Bringing up his age as 90 will spark a few claims that this too is in fact a myth, correcting, “The press has spread this ridiculous rumour. I’m 55.” But when presented with his own filmography, Shatner reluctantly admits despite some evidence to the contrary, he is indeed 90. Some of this joking might mask the actual embarrassment he admitted to feeling at that age because of the lack of grandeur he associated with old age. But time’s insistent advancement also brought the likes of William Shatner other reasons to grieve: his crumbling friendship with Leonard Nimoy.

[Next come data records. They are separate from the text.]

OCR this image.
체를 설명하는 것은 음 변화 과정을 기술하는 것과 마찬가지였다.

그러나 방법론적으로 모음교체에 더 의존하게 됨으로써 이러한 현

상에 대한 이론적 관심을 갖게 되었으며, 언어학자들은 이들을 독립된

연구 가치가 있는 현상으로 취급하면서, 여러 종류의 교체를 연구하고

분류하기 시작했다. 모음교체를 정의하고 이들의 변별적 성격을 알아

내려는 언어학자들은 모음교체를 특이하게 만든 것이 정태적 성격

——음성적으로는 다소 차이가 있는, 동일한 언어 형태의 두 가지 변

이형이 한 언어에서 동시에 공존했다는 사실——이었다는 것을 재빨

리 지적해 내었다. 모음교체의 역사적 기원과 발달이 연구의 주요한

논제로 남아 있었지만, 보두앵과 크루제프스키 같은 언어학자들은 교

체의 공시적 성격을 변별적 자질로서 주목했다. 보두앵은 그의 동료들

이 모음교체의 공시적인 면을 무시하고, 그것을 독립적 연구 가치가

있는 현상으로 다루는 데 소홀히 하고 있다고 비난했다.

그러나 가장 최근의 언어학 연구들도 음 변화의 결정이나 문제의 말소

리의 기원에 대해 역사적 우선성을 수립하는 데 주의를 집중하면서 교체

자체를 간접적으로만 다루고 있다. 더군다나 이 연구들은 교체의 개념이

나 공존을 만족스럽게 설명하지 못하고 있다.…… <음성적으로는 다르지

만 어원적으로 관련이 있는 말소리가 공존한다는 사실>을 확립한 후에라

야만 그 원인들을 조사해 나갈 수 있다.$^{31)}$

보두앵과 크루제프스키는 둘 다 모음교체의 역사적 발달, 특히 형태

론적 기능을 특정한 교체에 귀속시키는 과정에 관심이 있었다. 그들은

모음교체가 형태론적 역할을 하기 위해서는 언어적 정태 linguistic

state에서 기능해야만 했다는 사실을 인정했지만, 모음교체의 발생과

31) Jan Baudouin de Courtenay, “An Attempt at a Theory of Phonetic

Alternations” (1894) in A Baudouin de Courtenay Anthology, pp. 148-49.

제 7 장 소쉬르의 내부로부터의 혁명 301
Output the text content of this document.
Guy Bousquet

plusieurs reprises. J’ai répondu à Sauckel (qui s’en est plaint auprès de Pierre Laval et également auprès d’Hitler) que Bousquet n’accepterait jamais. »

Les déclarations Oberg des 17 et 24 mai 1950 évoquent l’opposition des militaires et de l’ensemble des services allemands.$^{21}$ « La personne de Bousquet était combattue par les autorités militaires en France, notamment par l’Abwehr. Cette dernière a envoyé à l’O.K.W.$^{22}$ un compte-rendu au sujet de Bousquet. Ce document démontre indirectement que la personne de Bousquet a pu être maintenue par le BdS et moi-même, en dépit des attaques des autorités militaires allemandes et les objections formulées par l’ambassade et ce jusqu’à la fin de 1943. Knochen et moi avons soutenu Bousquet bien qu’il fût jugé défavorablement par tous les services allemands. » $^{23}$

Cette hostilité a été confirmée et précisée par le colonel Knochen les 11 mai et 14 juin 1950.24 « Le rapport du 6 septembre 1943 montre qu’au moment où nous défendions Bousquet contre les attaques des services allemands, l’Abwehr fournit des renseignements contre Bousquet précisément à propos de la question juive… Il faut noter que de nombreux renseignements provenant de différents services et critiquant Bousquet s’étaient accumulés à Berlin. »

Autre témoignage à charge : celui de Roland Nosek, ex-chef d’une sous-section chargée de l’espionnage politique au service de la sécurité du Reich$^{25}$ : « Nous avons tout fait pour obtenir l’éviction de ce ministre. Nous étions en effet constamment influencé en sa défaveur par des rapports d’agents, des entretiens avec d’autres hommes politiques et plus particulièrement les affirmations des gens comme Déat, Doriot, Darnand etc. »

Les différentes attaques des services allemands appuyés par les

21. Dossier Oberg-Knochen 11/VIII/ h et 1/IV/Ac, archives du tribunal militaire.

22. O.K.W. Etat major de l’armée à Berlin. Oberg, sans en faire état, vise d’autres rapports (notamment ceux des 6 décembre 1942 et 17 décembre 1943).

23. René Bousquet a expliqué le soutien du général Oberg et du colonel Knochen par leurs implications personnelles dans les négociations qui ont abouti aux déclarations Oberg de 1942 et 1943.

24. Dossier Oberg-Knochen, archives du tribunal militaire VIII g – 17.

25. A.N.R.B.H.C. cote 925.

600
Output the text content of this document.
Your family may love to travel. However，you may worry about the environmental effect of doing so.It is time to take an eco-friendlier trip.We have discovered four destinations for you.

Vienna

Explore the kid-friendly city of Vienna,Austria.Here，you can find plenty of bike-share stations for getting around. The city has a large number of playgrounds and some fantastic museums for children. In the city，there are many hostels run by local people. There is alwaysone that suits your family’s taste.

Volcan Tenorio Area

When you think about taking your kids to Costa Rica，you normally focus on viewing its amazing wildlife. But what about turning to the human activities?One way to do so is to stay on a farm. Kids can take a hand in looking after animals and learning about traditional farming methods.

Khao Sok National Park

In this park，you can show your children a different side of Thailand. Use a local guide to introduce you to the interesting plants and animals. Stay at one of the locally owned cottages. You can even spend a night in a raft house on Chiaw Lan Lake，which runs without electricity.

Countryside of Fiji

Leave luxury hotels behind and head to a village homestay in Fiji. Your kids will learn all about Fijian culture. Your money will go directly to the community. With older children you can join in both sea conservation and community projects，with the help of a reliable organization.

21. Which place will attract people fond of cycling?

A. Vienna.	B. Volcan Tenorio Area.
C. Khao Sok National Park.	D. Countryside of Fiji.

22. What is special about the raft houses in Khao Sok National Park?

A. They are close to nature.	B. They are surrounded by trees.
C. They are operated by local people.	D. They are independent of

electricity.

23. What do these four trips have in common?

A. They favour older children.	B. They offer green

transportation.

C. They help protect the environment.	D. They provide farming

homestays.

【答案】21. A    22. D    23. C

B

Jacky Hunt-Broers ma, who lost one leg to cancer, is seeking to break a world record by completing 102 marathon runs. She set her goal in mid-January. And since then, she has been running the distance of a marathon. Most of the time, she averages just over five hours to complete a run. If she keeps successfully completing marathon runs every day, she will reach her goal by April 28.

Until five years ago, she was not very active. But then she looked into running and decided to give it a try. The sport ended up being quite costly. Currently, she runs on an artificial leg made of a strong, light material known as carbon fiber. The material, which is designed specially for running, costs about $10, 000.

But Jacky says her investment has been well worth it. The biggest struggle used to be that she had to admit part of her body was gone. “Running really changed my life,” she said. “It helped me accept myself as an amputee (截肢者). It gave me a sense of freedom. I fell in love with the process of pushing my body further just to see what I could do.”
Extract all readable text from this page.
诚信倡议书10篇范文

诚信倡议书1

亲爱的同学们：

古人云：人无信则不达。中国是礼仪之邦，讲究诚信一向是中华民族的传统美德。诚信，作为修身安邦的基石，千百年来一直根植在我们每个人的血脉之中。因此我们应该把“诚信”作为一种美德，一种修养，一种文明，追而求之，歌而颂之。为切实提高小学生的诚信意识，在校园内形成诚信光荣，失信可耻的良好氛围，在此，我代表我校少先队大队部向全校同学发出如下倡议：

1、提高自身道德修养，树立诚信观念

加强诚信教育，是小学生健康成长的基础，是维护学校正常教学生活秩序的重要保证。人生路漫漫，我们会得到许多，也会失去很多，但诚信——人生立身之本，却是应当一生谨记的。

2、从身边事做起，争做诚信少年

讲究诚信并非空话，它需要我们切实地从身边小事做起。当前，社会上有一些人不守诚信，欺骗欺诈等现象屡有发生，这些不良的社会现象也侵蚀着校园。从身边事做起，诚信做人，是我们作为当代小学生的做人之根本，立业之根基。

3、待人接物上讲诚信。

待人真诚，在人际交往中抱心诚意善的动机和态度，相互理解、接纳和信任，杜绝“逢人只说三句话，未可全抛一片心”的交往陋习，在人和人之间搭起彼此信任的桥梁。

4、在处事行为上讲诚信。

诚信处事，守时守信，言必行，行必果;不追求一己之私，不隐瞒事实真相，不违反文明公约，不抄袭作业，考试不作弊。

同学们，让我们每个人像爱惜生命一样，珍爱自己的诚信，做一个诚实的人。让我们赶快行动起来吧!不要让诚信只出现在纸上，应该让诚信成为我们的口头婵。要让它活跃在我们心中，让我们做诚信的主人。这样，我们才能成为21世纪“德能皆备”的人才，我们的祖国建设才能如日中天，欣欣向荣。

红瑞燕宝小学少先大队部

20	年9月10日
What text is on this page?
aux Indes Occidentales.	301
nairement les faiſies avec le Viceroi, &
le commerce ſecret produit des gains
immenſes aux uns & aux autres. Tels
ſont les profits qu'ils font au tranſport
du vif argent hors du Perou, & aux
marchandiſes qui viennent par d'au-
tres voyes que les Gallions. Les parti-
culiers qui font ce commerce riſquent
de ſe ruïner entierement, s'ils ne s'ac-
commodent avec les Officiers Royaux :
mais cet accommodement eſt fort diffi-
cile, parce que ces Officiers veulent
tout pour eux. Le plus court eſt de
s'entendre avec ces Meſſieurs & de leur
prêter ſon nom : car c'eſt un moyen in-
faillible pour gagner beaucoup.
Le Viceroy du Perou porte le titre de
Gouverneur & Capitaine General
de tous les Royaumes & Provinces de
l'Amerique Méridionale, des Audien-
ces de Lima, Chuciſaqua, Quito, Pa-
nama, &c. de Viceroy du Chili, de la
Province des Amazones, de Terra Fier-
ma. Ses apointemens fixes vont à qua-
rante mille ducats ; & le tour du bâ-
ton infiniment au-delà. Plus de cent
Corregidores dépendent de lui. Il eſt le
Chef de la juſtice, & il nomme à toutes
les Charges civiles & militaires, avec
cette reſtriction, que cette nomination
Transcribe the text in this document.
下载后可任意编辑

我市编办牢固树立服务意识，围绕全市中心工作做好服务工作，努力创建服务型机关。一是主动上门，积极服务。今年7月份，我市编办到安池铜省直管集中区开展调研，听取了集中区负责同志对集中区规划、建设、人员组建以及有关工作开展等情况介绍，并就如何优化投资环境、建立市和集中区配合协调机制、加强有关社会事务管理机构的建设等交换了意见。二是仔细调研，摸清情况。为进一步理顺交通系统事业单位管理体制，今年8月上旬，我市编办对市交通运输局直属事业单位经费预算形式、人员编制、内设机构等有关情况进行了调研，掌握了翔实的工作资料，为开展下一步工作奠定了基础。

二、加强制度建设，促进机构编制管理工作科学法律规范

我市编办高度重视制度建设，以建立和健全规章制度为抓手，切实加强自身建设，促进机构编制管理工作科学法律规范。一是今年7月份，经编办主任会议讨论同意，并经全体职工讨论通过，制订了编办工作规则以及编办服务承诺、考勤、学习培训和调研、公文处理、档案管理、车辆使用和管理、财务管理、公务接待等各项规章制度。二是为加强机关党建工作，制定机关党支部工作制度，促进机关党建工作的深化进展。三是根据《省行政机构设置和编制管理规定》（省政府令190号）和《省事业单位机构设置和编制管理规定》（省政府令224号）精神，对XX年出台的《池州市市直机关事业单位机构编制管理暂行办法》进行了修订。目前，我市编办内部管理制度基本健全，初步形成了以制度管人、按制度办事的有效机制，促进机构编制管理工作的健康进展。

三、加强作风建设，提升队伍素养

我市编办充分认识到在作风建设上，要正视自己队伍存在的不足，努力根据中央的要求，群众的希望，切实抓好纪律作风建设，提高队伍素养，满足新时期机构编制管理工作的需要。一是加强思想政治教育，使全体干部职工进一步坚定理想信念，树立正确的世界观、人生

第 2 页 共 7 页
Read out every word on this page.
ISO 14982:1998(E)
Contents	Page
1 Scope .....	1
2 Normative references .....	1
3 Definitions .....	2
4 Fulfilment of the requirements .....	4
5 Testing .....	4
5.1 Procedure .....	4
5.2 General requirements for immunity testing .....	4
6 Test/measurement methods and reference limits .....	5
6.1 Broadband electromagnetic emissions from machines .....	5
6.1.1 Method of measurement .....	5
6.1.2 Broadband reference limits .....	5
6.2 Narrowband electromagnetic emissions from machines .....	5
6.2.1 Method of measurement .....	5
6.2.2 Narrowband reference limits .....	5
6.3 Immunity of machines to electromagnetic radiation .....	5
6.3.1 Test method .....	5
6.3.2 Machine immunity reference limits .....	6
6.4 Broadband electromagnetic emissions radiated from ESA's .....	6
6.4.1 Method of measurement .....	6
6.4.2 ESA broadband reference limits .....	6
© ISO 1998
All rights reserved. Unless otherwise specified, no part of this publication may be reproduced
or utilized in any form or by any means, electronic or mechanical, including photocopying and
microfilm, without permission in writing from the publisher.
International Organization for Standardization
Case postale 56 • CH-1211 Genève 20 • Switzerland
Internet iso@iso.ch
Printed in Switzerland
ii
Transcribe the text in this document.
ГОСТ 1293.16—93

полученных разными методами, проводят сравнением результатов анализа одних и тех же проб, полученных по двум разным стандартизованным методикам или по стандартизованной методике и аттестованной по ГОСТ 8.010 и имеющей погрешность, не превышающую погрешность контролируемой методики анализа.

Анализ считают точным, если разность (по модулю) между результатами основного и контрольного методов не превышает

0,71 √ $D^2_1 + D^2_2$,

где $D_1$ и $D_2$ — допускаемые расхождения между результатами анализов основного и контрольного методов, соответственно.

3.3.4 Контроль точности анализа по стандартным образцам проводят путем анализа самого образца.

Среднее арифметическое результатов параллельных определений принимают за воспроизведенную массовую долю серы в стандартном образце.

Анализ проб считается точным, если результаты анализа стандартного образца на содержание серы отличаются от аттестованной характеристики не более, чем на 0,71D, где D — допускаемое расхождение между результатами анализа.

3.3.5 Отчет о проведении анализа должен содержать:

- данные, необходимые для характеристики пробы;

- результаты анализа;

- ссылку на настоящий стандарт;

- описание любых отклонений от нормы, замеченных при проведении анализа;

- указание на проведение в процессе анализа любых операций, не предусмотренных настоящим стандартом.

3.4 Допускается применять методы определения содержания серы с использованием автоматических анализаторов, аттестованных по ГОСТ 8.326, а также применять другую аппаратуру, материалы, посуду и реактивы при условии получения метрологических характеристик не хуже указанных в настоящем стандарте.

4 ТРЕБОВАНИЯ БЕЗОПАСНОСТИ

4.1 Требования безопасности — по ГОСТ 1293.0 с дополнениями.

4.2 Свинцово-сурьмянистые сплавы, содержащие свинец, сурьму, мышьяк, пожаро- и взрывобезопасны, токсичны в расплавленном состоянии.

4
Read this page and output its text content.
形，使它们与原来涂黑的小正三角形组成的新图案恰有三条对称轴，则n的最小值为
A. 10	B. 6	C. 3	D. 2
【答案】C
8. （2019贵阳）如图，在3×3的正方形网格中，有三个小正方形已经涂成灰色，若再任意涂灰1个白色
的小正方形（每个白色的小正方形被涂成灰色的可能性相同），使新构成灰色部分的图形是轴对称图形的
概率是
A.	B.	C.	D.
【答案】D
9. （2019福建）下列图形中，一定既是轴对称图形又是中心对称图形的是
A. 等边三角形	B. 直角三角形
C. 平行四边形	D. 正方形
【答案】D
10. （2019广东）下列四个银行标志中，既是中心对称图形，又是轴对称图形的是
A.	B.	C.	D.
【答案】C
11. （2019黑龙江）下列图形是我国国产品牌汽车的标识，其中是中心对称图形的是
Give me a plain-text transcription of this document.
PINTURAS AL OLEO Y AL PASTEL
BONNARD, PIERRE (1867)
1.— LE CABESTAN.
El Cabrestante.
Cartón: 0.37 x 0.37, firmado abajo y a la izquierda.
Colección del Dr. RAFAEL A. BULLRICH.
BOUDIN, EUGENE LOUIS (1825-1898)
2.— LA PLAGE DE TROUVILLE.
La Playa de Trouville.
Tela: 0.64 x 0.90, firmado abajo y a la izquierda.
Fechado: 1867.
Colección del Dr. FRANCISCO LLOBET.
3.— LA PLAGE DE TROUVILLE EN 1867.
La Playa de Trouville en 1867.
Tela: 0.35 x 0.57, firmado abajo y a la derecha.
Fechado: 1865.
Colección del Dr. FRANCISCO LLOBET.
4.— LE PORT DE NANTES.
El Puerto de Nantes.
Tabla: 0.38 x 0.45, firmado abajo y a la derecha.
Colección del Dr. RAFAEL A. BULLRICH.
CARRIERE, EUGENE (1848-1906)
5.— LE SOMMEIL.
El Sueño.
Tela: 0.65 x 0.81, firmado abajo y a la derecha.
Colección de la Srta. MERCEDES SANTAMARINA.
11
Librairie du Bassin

The enduring friendship and falling out between Leonard Nimoy and William Shatner
Kicking off the original Star Trek, which ran from 1966 to 1969, was William Shatner as Captain Kirk and Leonard Nimoy as the Vulcan Spock. The two became close as colleagues and friends, eventually bound in part by tragedy and healing. Shatner’s third wife, Nerine Kidd, died in 1999 by accidental drowning. The loss crushed Shatner, and only one person seemed able to reach and help him through what he described as “searing pain”: Leonard Nimoy.
The two also bonded over both being Jewish and holding that identity close to heart and with reverence. By rights, they had abundant similarities, which Shatner outlined, “But yes – of course! Leonard was only four days younger than me, and Boston [where Nimoy was born] is a lot like Montreal [Shatner’s home town], these old cities with big buildings where the snowdrifts through the streets. I think he had a much more Jewish upbringing than me; he learned to speak Yiddish and I did not. But the similarities between us were incredible.”
Despite all this, the two actually drifted significantly apart near the end of Nimoy’s life and he never knew why. When asked if he’s found out why since, Shatner answered, “No, and he was my dearest friend. We talked about all kinds of things in the darkness of the limousine, about divorce and children. But something happened, I don’t know what, it was so bizarre. But his daughter told me not long ago: ‘He really loved you.’ And that moved me to tears.”